Survivors Seethe at ‘Disgraceful’ Embrace for Maccabiah Disaster Officials

Graphic by Angelie Zaslavsky
Sixteen years after the darkest chapter in Maccabiah history, some of the survivors of the 1997 bridge disaster are seething that officials found criminally responsible for the deaths of four Australians still continue to operate inside the Maccabi movement.
Greg Small, Yetty Bennett, Elizabeth Sawicki, and Warren Zines died after a makeshift bridge over the Yarkon River collapsed as the Australian team was making its way into Ramat Gan stadium for the opening ceremony of the 15th Maccabiah in July 1997. More than 70 others were injured.
Five men were found guilty in 2000 of criminal negligence, including Yoram Eyal, the chairman of the organizing committee of the ill-fated Games. He was sentenced to six months’ community service, infuriating many Australian Jews, and was later appointed an executive board member of Maccabi World Union, which organizes the Games. Eyal soon became general manager of the Maccabiah village, the headquarters of MWU and a nerve center of the “Jewish Olympics” – a post he retains to this day.

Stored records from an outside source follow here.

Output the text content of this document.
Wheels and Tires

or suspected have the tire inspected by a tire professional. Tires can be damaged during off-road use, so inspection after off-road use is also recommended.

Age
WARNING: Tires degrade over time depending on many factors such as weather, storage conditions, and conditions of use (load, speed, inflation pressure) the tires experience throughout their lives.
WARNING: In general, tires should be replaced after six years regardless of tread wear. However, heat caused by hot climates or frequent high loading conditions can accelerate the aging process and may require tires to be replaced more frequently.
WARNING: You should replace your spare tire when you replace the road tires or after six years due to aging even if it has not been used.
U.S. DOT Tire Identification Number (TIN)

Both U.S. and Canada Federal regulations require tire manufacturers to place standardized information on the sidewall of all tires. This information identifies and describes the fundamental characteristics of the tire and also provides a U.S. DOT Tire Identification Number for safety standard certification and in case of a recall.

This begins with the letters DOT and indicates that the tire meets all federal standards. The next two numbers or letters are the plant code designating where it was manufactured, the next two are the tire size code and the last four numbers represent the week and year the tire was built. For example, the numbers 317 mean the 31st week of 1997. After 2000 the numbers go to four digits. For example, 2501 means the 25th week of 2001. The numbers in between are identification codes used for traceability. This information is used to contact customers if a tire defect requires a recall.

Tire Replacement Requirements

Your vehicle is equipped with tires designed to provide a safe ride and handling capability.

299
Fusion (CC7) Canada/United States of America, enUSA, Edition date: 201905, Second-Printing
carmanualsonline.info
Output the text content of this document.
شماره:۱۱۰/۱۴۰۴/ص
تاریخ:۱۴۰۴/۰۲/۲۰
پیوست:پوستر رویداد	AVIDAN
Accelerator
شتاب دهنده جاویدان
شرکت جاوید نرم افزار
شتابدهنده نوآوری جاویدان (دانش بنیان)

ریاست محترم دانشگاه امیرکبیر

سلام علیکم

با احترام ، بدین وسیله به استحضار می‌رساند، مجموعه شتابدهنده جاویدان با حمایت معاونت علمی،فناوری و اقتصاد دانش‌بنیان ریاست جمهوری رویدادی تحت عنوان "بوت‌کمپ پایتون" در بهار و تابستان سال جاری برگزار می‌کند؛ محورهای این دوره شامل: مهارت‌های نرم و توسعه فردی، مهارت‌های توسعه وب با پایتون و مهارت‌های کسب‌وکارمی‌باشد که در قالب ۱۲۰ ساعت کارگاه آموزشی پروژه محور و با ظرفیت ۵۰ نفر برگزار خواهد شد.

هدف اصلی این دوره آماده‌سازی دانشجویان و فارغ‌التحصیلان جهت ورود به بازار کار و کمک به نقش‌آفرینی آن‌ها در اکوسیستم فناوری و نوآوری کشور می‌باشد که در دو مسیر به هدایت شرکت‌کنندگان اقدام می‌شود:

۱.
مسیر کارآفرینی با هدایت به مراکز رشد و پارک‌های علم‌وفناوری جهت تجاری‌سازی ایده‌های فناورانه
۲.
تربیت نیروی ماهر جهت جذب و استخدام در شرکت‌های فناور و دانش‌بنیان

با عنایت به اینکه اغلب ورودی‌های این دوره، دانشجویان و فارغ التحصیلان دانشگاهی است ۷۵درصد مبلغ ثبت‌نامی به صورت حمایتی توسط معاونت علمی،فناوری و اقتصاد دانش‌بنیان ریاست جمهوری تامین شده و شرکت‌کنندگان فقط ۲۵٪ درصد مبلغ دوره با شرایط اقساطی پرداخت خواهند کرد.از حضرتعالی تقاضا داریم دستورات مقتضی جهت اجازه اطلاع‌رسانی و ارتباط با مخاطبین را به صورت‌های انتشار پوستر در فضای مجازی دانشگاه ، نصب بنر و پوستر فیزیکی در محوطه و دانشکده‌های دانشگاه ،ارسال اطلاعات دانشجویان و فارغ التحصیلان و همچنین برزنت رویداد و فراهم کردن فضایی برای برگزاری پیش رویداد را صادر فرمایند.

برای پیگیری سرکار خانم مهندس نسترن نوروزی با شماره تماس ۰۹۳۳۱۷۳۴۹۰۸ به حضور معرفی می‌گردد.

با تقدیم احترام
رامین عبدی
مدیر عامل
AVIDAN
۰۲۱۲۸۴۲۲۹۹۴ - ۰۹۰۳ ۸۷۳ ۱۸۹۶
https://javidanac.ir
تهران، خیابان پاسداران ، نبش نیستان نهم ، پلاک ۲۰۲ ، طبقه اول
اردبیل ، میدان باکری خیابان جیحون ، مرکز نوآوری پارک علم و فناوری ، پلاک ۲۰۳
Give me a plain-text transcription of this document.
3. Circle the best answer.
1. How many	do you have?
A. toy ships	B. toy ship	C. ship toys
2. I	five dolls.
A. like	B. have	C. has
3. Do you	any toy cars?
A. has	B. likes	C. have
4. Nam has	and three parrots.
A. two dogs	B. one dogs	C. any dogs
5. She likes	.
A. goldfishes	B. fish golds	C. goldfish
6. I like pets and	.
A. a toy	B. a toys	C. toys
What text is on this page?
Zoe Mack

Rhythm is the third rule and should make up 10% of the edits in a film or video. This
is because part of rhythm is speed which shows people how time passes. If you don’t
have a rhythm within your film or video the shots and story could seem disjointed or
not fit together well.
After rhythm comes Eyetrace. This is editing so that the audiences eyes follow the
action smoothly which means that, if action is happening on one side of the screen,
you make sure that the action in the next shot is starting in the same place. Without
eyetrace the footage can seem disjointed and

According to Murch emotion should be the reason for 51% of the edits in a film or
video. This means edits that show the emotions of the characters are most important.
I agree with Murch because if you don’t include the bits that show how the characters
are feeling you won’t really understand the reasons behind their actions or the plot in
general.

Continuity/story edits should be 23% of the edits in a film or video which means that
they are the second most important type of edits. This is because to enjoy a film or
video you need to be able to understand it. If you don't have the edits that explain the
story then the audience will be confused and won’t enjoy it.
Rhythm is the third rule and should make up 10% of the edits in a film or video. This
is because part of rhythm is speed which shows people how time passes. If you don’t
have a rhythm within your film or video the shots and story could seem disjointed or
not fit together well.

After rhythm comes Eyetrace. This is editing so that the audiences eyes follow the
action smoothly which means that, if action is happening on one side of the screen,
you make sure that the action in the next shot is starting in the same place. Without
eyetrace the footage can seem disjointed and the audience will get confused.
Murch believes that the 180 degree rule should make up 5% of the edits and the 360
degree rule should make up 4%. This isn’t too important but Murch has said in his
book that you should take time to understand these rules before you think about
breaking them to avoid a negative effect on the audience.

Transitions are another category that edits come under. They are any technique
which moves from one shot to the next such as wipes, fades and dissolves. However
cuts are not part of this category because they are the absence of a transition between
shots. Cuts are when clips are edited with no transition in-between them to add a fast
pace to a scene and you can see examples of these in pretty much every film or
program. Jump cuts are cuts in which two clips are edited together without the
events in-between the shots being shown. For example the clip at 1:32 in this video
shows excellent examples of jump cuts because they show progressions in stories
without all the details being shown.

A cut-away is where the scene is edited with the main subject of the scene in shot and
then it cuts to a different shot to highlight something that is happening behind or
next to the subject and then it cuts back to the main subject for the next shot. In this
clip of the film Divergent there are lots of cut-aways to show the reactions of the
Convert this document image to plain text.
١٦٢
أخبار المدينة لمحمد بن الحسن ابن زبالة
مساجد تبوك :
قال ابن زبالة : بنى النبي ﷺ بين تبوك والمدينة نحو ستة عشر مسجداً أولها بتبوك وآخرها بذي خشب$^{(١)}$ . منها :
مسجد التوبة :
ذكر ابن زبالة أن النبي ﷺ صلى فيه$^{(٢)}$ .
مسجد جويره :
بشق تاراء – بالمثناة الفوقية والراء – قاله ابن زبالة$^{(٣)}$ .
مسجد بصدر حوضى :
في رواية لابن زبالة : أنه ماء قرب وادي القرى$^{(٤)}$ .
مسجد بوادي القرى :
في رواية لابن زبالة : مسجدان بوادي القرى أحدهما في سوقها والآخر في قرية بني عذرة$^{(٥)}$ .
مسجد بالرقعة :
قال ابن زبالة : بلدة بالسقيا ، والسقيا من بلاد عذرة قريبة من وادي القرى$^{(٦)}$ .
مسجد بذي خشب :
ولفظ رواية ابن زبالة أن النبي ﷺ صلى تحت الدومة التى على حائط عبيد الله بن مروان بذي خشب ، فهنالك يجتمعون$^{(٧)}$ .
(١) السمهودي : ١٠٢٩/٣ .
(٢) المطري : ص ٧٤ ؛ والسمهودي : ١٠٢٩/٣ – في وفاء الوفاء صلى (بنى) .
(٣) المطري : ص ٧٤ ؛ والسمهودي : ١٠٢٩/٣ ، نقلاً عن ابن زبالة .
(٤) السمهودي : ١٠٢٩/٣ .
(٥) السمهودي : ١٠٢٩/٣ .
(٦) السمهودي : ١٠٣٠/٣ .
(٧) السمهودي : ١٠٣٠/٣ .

His colleague, Ronald Bakalarz, then president of the Maccabi World Union, resigned in 2000 following three years of pressure from Australia and an ultimatum by the Knesset inquiry. Today, he is chairman of the board of the Maccabiah village.
Colin Elterman’s daughter Sasha, then a 15-year-old tennis player from Sydney, miraculously survived 28 brain operations after she ingested toxins from the polluted river.
“It’s disgraceful but hardly surprising,” her father said.